06/29/2010
Walk, Run, and Climb
We’ve been on a social media kick around here since reading about its success in the community banking sector.
Looking locally for advice, we read up on some digital branding advice via Dave Allen of North.
Allen makes a great point that social media isn’t the next high-horse technological breakthrough to use to ride off toward success.
It’s simply a tool that, when used properly, can shorten the distance between your business and your consumers.
In the small balance commercial mortgage business, not only is there a long path that must be traversed, but there’s also a giant wall called covenants, lender conditions, borrower financial, and deal packages to climb.
As social media continues to permeate the financial industry, how does it address not only the shortening of the conversational path, but also the scaling of the deal scenario wall?
Thoughts?
06/24/2010
The Good Fight: Community Banks Utilizing Social Media to Encourage Customers
We talk about it all of the time in our marketing meetings.
“How can we utilize all of this social media?”
We’ve found out that the more appropriate question to ask is, “which social media are right for us?”
That has led to some interesting projects, such as reaching out to the commercial mortgage community via the Become a Superstar Broker blog.
Brett King, author of Bank 2.0, wrote a fascinating post on community banks utilizing social media. Resonant issues include how to adapt one of the oldest industries known to civilization to optimally using the vast variety of new media.
According to parts of King’s article, community banks have fed off of the negative attitudes towards “big banks,” rallying locals behind their flag using social media. This means loyalty. It means deposits.
If community bank guerrilla tactics will evolve and turn into social media tactics that gain the trust of consumers, new and old, without the cost of anyone’s reputation.
It’s happening across industries.

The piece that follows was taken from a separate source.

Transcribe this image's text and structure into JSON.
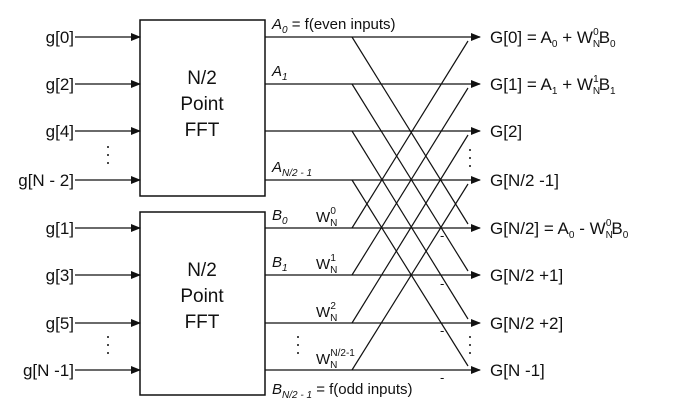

It’ll eventually get here. Are you ready?
06/22/2010
Could Micro-financing Firms Be a Long-Term Threat to Small Balance Private Money?
CDFI’s seem scary in the long-term for small private money.
These Community Development Financial Institutions are playing the role of benefactor while banks of all levels turn down small business requests for loans.
These loans range from $30,000 to $200,000 in most cases.
Let’s face it—this is more than capital. It’s also a priceless amount of trust, value, and authority. These three elements become harder to define as banks remain reluctant to lend, yet continue with some notorious behaviors.
It’s time for some conjecture. Let’s say that these CDFI’s gain sizeable lending capabilities.
When it’s time for their former start-up clients to require harder money products, which firm is going to be able to have a smoother conversation about needing an 8% to n% and higher loan?
Will it be your private money firm? Will it be the people who helped them out in the beginning, and also, through what could be the hardest time for their business?